The quantitative measurement of the DNA content of cells was one of the earliest applications in flow cytometry. It has become possible by specific fluorescent dyes which bound stoichiometrically to the double helix of nuclear DNA.

Staining Solutions for DNA Analysis of Mammalian Cells

 
The fluorescence inside the cell nucleus can easily be detected using flow cytometry. Thus, the amount of DNA for cell populations can be studied regarding: a) the cell cycle and b) the ploidy level. In growing tissue the DNA amount per cell is correlated to certain cell cycle phases of replication of chromosomes. Three different phases can be distinguished: G1, S, G2M (G1: normal DNA content = 2c, S: DNA synthesis, G2M: double DNA content = 4c and mitosis). Mammalian somatic cells are usually diploid with a specific genome size related to the number and individual size of chromosomes. This is in contrast to neoplastic cells which tend to have abnormal and aneuploid DNA contents. Differences in the genome size occur usually as chromosome abnor-malities (different karyotypes).Ploidy levels or cell cycle stages can be detected with Partec flow cytometers by high resolution DNA measurements within differences of 1% compared to the normal cellular DNA content. With the Partec FCM instruments in combination with Partec DNA reagents very low CV values (lower than 1,5 %) can be obtained for various cell samples.
 
Sample Preparation: Any kind of cultured cells, blood cells, bone marrow cells, body fluids biopsies, and needle aspirates, as well as solid tumor material may be used for flow analysis independently if the material is fresh, frozen (-20 or -80), fixed (form-aldehyde or ethanol) or even paraffin embedded. Enzymatic or mechanical disaggregation is usually required to isolate cells.

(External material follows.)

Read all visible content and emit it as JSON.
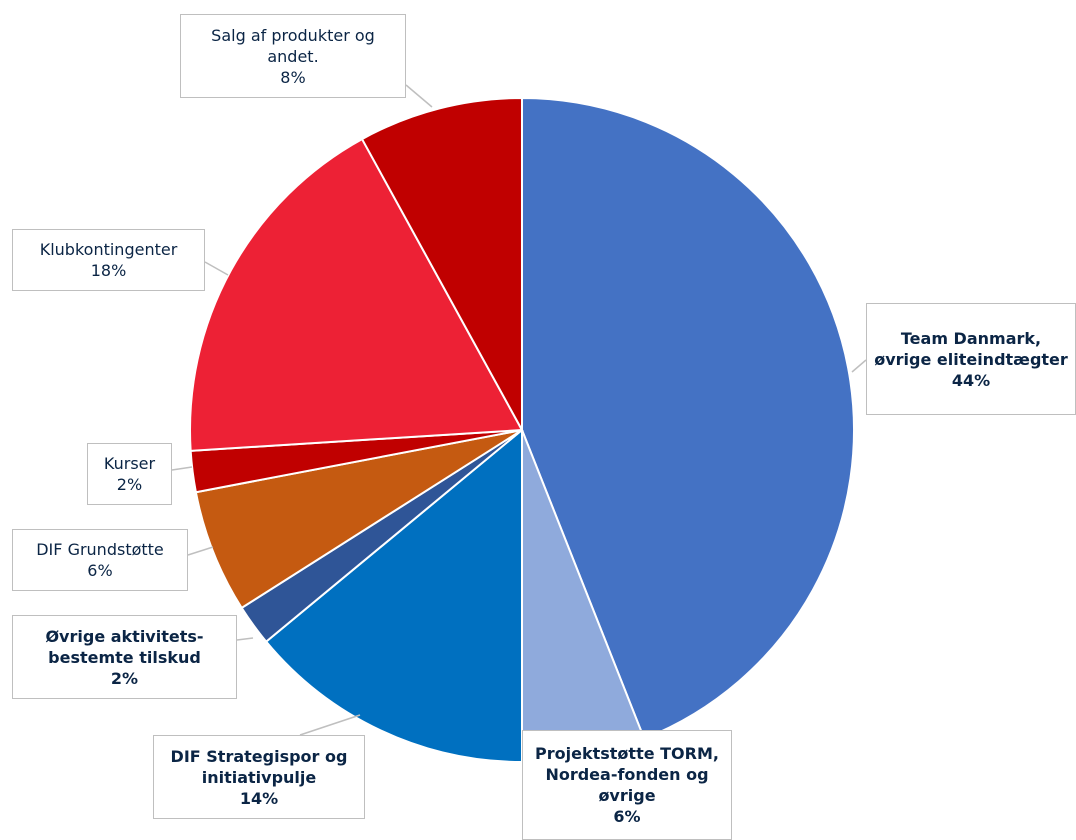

The Partec reagent CyStain® starts with a nuclei extraction before staining with the fluorescent dye in order to achieve high resolution analysis.
 
Staining: DAPI (4’ 6-diamidino-2-phenylindole) is a UV dye. It emits a very bright blue fluorescent after excitation with the 366 nm line of mercury arc lamp in Partec flow cytometers. In contrast to other DNA stains like propidium iodide, DAPI bounds to A-T specific regions in minor grooves of the DNA helix. As a significant advantage no pretreatment of cells with RNase is needed with Partec DAPI reagents. Hence, stained samples are immediately ready for flow analysis.
 

Staining Solutions for Nuclear Plant DNA and Ploidy

 
In parallel to the development of dedicated instrumentation Partec pushed forward the development of own ready-to-use reagent kits and protocols for routine and high resolution analysis applicable to a wide range of different plant species. Analog to the staining of mammalian cells, plant nuclear DNA is stoichiometrically stained by DNA fluorochromes like DAPI, Hoechst dyes, propidium iodide and many others. As the DAPI fluorochrome (4’, 6-diamidino-2-phenylindole) turned out to be superior for the staining of nuclear DNA regarding the major part of applications most Partec reagent kits are based on this dye. DAPI combines fast and easy sample staining with high resolution results at low costs. In addition, due to the comparable low health risk, the handling of this fluorochrome is easier and more convenient as the handling of other DNA dyes. As long as the DNA content of plants within the same taxonomic family is concerned, the A-T specificity of DAPI does not cause ploidy errors. As result of Partec's long experience in the analysis of nuclear DNA in plants, we offer different staining kits for routine ploidy analysis (one step procedure) and high precision DNA analysis (two step procedure, different organisms), and for the absolute genome size determination.
 
Preparation procedure (fresh or frozen material): Any nuclei containing material of plants like seedlings, roots, flowers or seeds can be used. The most frequently analyzed material is leaf tissue. However, for specific applications particular tissues have to be used for the analysis i.e. microspores or pollen, embryos and endosperm or protoplasts. With all kinds of material the preparation procedure is based on the extraction of the intact nuclei and their subsequent fluorescent staining. Tissue material i.e. is prepared as follows:
 
_ take appr. 0.5 cm2 leaf or other tissue material
_ chop with a sharp razor blade in extraction buffer (or in combined extraction/staining buffer
   of CyStain® UV Ploidy)
_ Filter the nuclei suspension through a CellTrics® disposable filter directly into the sample
   tube
_ incubate 0.5 to 3 minutes (depending on the sample)
_ add staining buffer
_ analyze with UV excitation in your Partec flow cytometer or with any other flow cytometer
   with UV excitation
 
CyStain® PI absolute P follows the same procedure but requires longer incubation and treatment with RNase.